1994: Kenzaburō Ōe (1935 – )
Der Japaner Kenzaburō Ōe zählt zu den einflussreichsten Schriftstellern des asiatischen Kontinents, da er es in einer besonderen Art schafft, die erschütternden Erlebnisse eines Einzelnen in dem Gedankengut vieler anderer neu auferleben zu lassen.
In einem kleinen Dorf namens Ose auf Shikoku, der kleinsten der vier Hauptinseln Japans, wurde Kenzaburō Ōe am 31.Jaunuar 1935 geboren.
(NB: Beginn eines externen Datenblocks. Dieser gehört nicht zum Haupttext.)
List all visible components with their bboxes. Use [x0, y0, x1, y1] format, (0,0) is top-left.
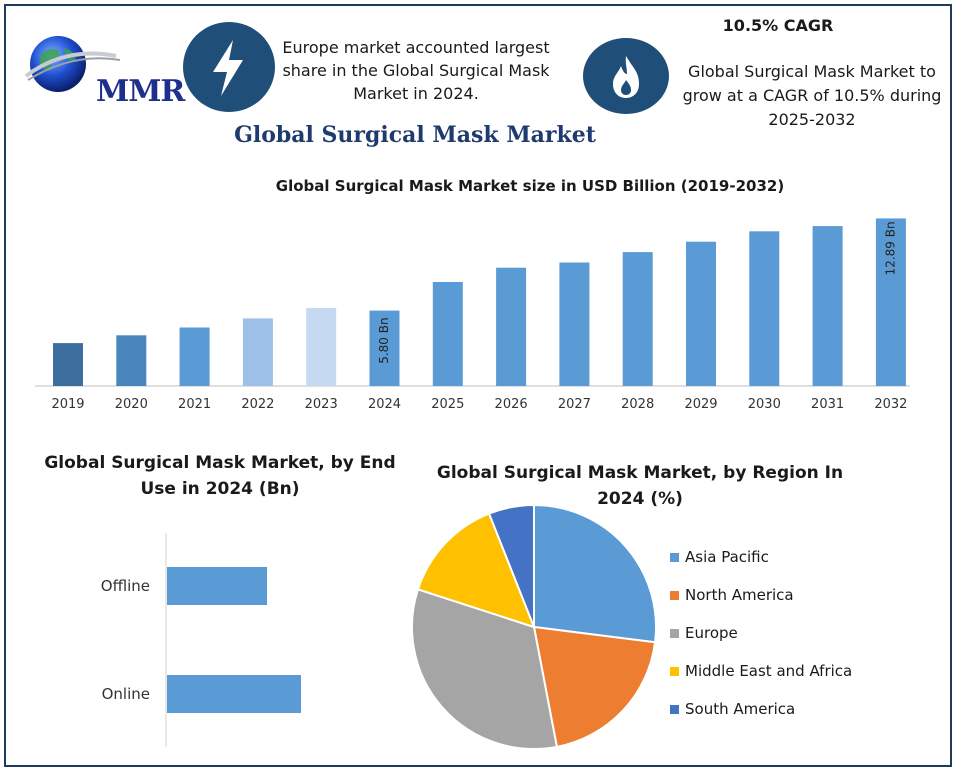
slice-asia-pacific — [533, 503, 657, 644]
legend-label: Asia Pacific — [685, 548, 769, 566]
slice-north-america — [532, 625, 657, 749]
legend-item-middle-east-and-africa: Middle East and Africa — [670, 652, 852, 690]
flame-icon-circle — [583, 38, 669, 114]
cagr-note: Global Surgical Mask Market to grow at a… — [682, 62, 942, 129]
slice-middle-east-and-africa — [416, 512, 536, 629]
legend-swatch — [670, 628, 679, 638]
logo-text: MMR — [96, 74, 185, 109]
legend-label: Middle East and Africa — [685, 662, 853, 680]
tick-label-2028: 2028 — [621, 397, 654, 412]
page-title: Global Surgical Mask Market — [234, 122, 596, 148]
bar-2028 — [622, 252, 653, 386]
tick-label-2025: 2025 — [431, 397, 464, 412]
tick-label-2031: 2031 — [811, 397, 844, 412]
globe-icon — [24, 36, 121, 92]
legend-swatch — [670, 552, 679, 562]
flame-icon — [613, 56, 639, 98]
tick-label-2027: 2027 — [558, 397, 591, 412]
tick-label-2021: 2021 — [178, 397, 211, 412]
bar-offline — [167, 567, 267, 605]
market-size-bar-chart: 2019 2020 2021 2022 2023 2024 5.80 Bn 2025 2026 2… — [35, 218, 910, 412]
legend-item-north-america: North America — [670, 576, 852, 614]
legend-swatch — [670, 704, 679, 714]
bar-2023 — [306, 308, 337, 386]
legend-label: South America — [685, 700, 796, 718]
end-use-bar-chart: Offline Online — [101, 533, 301, 747]
bar-2022 — [242, 318, 273, 386]
bar-2021 — [179, 327, 210, 386]
category-label-offline: Offline — [101, 577, 150, 595]
slice-europe — [411, 588, 559, 750]
bar-2029 — [686, 241, 716, 386]
bar-2032 — [875, 218, 906, 386]
data-label-2032: 12.89 Bn — [883, 221, 897, 275]
data-label-2024: 5.80 Bn — [377, 317, 391, 363]
lightning-icon-circle — [183, 22, 275, 112]
bar-2024 — [369, 310, 400, 386]
legend-swatch — [670, 666, 679, 676]
legend-label: Europe — [685, 624, 738, 642]
tick-label-2019: 2019 — [51, 397, 84, 412]
bar-2026 — [496, 267, 527, 386]
europe-share-note: Europe market accounted largest share in… — [282, 38, 550, 103]
category-label-online: Online — [102, 685, 150, 703]
tick-label-2024: 2024 — [368, 397, 401, 412]
region-chart-title: Global Surgical Mask Market, by Region I… — [436, 463, 844, 509]
infographic-frame — [4, 4, 952, 767]
market-size-chart-title: Global Surgical Mask Market size in USD … — [275, 177, 785, 195]
legend-item-south-america: South America — [670, 690, 852, 728]
end-use-chart-title: Global Surgical Mask Market, by End Use … — [44, 453, 396, 499]
cagr-title: 10.5% CAGR — [722, 16, 834, 35]
bar-2019 — [53, 343, 83, 386]
legend-label: North America — [685, 586, 794, 604]
tick-label-2026: 2026 — [495, 397, 528, 412]
slice-south-america — [487, 503, 535, 628]
region-legend: Asia Pacific North America Europe Middle Ea… — [670, 538, 852, 728]
bar-online — [167, 675, 301, 713]
tick-label-2029: 2029 — [684, 397, 717, 412]
tick-label-2023: 2023 — [305, 397, 338, 412]
bar-2031 — [812, 226, 843, 386]
legend-item-asia-pacific: Asia Pacific — [670, 538, 852, 576]
region-pie-chart — [411, 503, 657, 750]
tick-label-2022: 2022 — [241, 397, 274, 412]
legend-item-europe: Europe — [670, 614, 852, 652]
bar-2030 — [749, 231, 780, 386]
lightning-icon — [213, 40, 243, 96]
tick-label-2030: 2030 — [748, 397, 781, 412]
bar-2027 — [559, 262, 590, 386]
bar-2020 — [116, 335, 147, 386]
mmr-logo: MMR — [18, 26, 185, 109]
tick-label-2032: 2032 — [874, 397, 907, 412]
bar-2025 — [432, 282, 463, 386]
legend-swatch — [670, 590, 679, 600]
tick-label-2020: 2020 — [115, 397, 148, 412]
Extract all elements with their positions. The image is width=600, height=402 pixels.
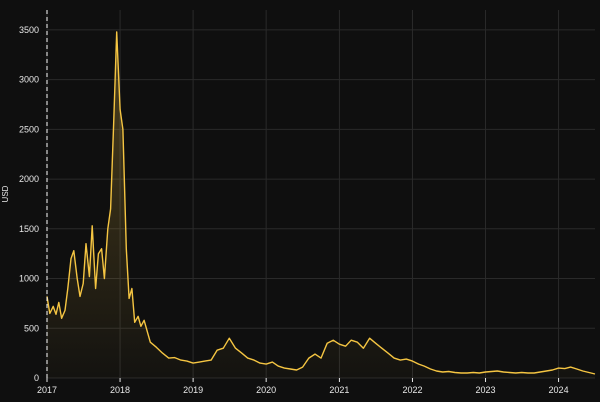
y-tick-label: 500: [24, 323, 39, 333]
x-tick-label: 2024: [549, 385, 569, 395]
x-axis-ticks: 2017 2018 2019 2020 2021 2022 2023 2024: [37, 378, 569, 395]
y-tick-label: 2000: [19, 174, 39, 184]
gridlines: [46, 10, 595, 379]
x-tick-label: 2018: [110, 385, 130, 395]
y-tick-label: 3500: [19, 25, 39, 35]
x-tick-label: 2022: [402, 385, 422, 395]
series-area-layer: [46, 31, 596, 379]
y-tick-label: 2500: [19, 124, 39, 134]
x-tick-label: 2023: [476, 385, 496, 395]
y-tick-label: 3000: [19, 75, 39, 85]
y-tick-label: 1500: [19, 224, 39, 234]
y-tick-label: 1000: [19, 274, 39, 284]
x-tick-label: 2020: [256, 385, 276, 395]
y-axis-label: USD: [1, 185, 10, 202]
series-line: [46, 31, 596, 375]
x-tick-label: 2019: [183, 385, 203, 395]
y-axis-ticks: 0 500 1000 1500 2000 2500 3000 3500: [19, 25, 39, 383]
x-tick-label: 2021: [329, 385, 349, 395]
x-tick-label: 2017: [37, 385, 57, 395]
series-area: [47, 31, 595, 379]
y-tick-label: 0: [34, 373, 39, 383]
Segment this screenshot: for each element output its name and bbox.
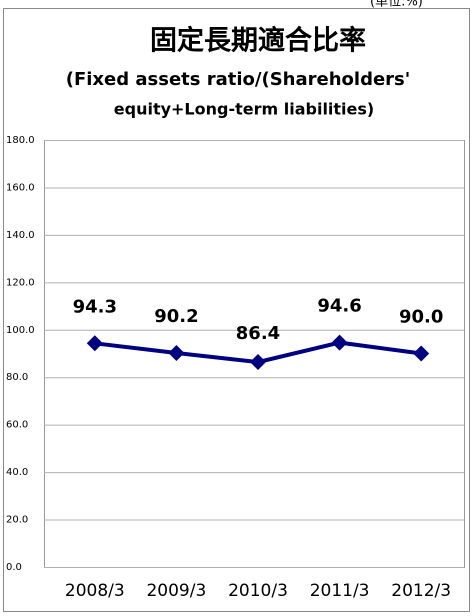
unit-note: (単位:%): [370, 0, 423, 10]
y-tick-label: 80.0: [6, 372, 28, 383]
y-tick-label: 40.0: [6, 467, 28, 478]
y-tick-label: 100.0: [6, 325, 35, 336]
marker: [331, 334, 348, 351]
chart-title: 固定長期適合比率: [150, 25, 366, 57]
y-tick-label: 120.0: [6, 277, 35, 288]
data-label: 90.0: [399, 307, 443, 328]
chart-subtitle: (Fixed assets ratio/(Shareholders': [66, 69, 411, 90]
y-tick-label: 20.0: [6, 515, 28, 526]
marker: [250, 354, 266, 371]
y-tick-label: 180.0: [6, 135, 35, 146]
y-tick-label: 60.0: [6, 420, 28, 431]
y-tick-label: 140.0: [6, 230, 35, 241]
data-label: 90.2: [154, 306, 198, 327]
x-tick-label: 2011/3: [310, 581, 370, 601]
marker: [413, 345, 430, 362]
x-tick-label: 2008/3: [65, 581, 125, 601]
marker: [86, 335, 103, 352]
x-tick-label: 2009/3: [146, 581, 206, 601]
y-tick-label: 0.0: [6, 562, 22, 573]
chart-subtitle: equity+Long-term liabilities): [114, 100, 374, 119]
x-tick-label: 2010/3: [228, 581, 288, 601]
data-label: 94.6: [317, 296, 361, 317]
x-tick-label: 2012/3: [391, 581, 451, 601]
y-tick-label: 160.0: [6, 182, 35, 193]
data-label: 86.4: [236, 323, 280, 344]
data-label: 94.3: [73, 296, 117, 317]
marker: [168, 345, 185, 362]
plot-area: [44, 140, 465, 568]
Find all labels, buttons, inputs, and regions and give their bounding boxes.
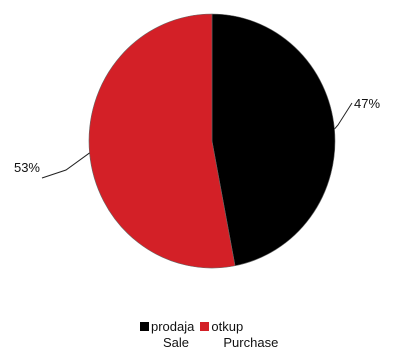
legend: prodaja Sale otkup Purchase: [140, 319, 278, 351]
legend-text-otkup: otkup Purchase: [211, 319, 278, 351]
leader-line-prodaja: [334, 102, 353, 130]
leader-lines-layer: [41, 102, 353, 179]
legend-swatch-otkup: [200, 322, 210, 331]
data-label-otkup: 53%: [14, 160, 40, 175]
data-label-prodaja: 47%: [354, 96, 380, 111]
legend-label-purchase: Purchase: [223, 335, 279, 350]
legend-item-prodaja: prodaja Sale: [140, 319, 194, 351]
legend-swatch-prodaja: [140, 322, 149, 331]
legend-label-sale: Sale: [163, 335, 190, 350]
legend-item-otkup: otkup Purchase: [200, 319, 278, 351]
data-labels-layer: 47% 53%: [14, 96, 380, 175]
legend-label-otkup: otkup: [211, 319, 244, 334]
legend-label-prodaja: prodaja: [151, 319, 195, 334]
slices-layer: [88, 13, 336, 269]
leader-line-otkup: [41, 152, 90, 179]
legend-text-prodaja: prodaja Sale: [151, 319, 194, 351]
pie-slice-prodaja: [211, 13, 336, 267]
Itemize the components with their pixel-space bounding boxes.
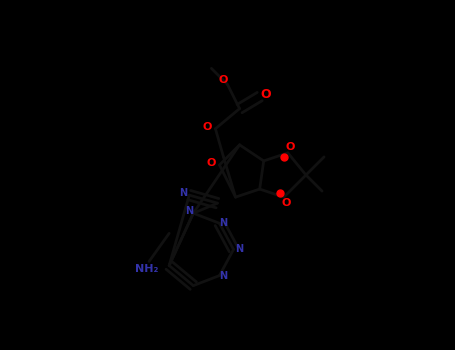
- Text: N: N: [219, 271, 228, 281]
- Text: N: N: [219, 218, 228, 228]
- Text: O: O: [219, 75, 228, 85]
- Text: N: N: [236, 244, 243, 254]
- Text: O: O: [207, 158, 216, 168]
- Text: O: O: [260, 88, 271, 101]
- Text: NH₂: NH₂: [135, 264, 159, 274]
- Text: O: O: [281, 198, 291, 208]
- Text: O: O: [202, 122, 212, 132]
- Text: N: N: [185, 206, 193, 216]
- Text: N: N: [179, 188, 187, 198]
- Text: O: O: [285, 142, 294, 152]
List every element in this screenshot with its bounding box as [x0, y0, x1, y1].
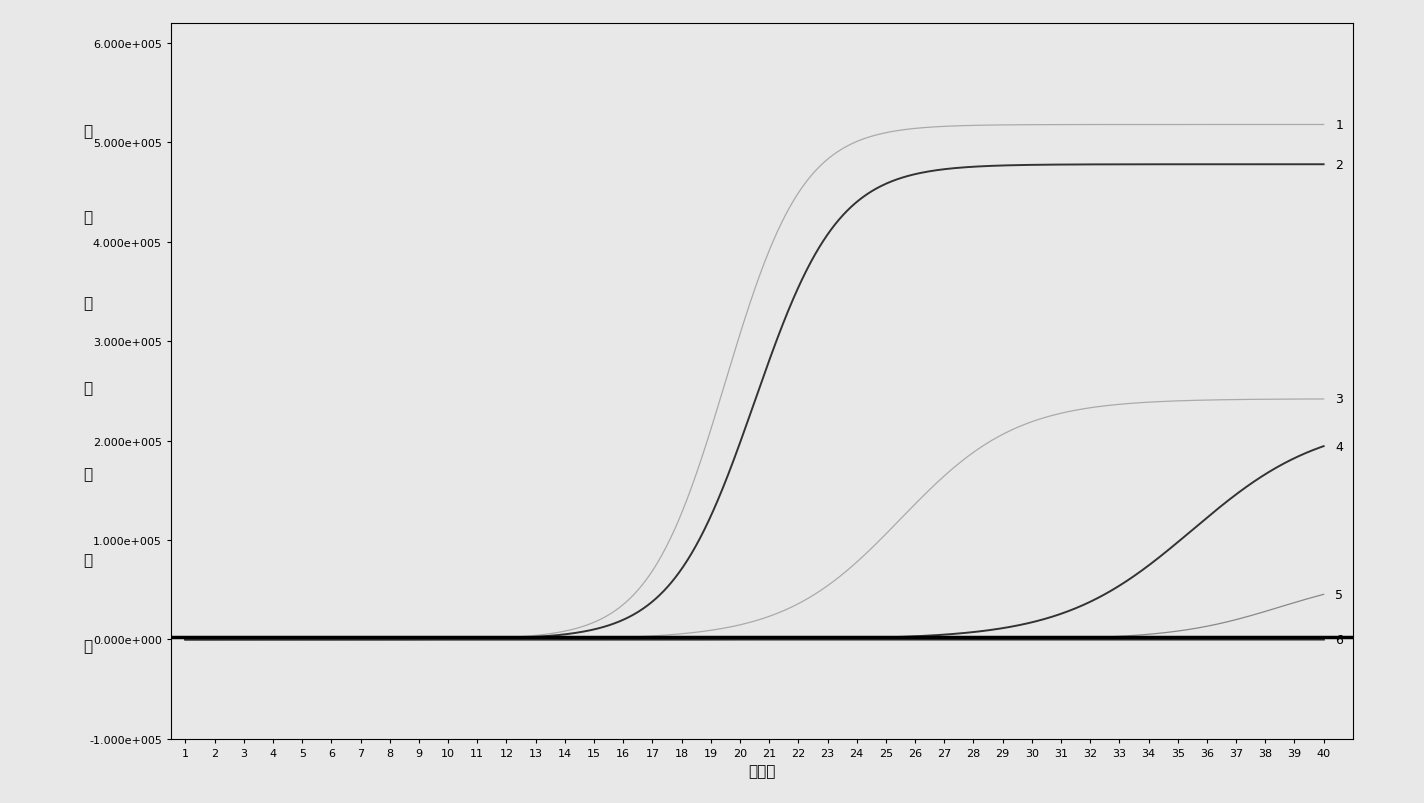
Text: 强: 强: [84, 552, 93, 568]
Text: 度: 度: [84, 638, 93, 654]
Text: 2: 2: [1336, 158, 1343, 172]
Text: 正: 正: [84, 210, 93, 225]
Text: 荧: 荧: [84, 381, 93, 396]
Text: 6: 6: [1336, 633, 1343, 646]
Text: 光: 光: [84, 467, 93, 482]
Text: 较: 较: [84, 124, 93, 139]
X-axis label: 循环数: 循环数: [748, 764, 776, 778]
Text: 后: 后: [84, 296, 93, 310]
Text: 3: 3: [1336, 393, 1343, 406]
Text: 5: 5: [1336, 588, 1343, 601]
Text: 4: 4: [1336, 440, 1343, 453]
Text: 1: 1: [1336, 119, 1343, 132]
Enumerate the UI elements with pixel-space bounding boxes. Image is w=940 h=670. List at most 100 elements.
Nachdem sein Vater den Geschehnissen des Zweiten Weltkriegs zum Opfer fiel, zog ihn seine Mutter zusammen mit der Großmutter auf. Neben den zahlreichen Geschichten, die seine Großmutter, welche für ihre hohe Gabe des Erzählens im Umland Bekanntheitsstatus genoss, näher brachte, waren vor allem die beiden Werke „Die Abenteuer von Huckleberry Finn“ von Mark Twain und Selma Lagerlöfs „Die wunderbare Reise des kleinen Nils Holgersson mit den Wildgänsen“ äußerst prägend für das spätere Schreiben. Auf Anraten der Mutter verließ Ōe nach Beendigung der Schule im Alter von 18 Jahren die Heimat und zog nach Tokyo, wo er sich an der städtischen Universität für Französische Literatur einschrieb. Sechs Jahre später absolvierte er mit einer Abschlussarbeit über das nachhaltige Wirken von Sartre mit Bravour. Schon während seiner Studienjahre beschäftigte sich Kenzaburō Ōe immer häufiger mit dem Schreiben von eigener Literatur und begann mit einigen kleineren Versuchen sich dem Kontext zu nähern. Durch das zusätzliche Beschäftigen mit zeitgenössischen Schriften aus dem französischen und amerikanischem Raum konnte Ōe 1958 schließlich seine erste ernstzunehmende Kurzgeschichte veröffentlichen, für die er im selben Jahr mit dem Akutagawa-Preis bereits die erste Auszeichnung der noch jungen Karriere erhielt. Ebenfalls 1958 erschien Kenzaburō Ōes erster Roman „Reißt die Knospen ab…“, was den ziemlich rasanten Aufstieg zum Erfolgsautor nochmal zunehmend beschleunigte.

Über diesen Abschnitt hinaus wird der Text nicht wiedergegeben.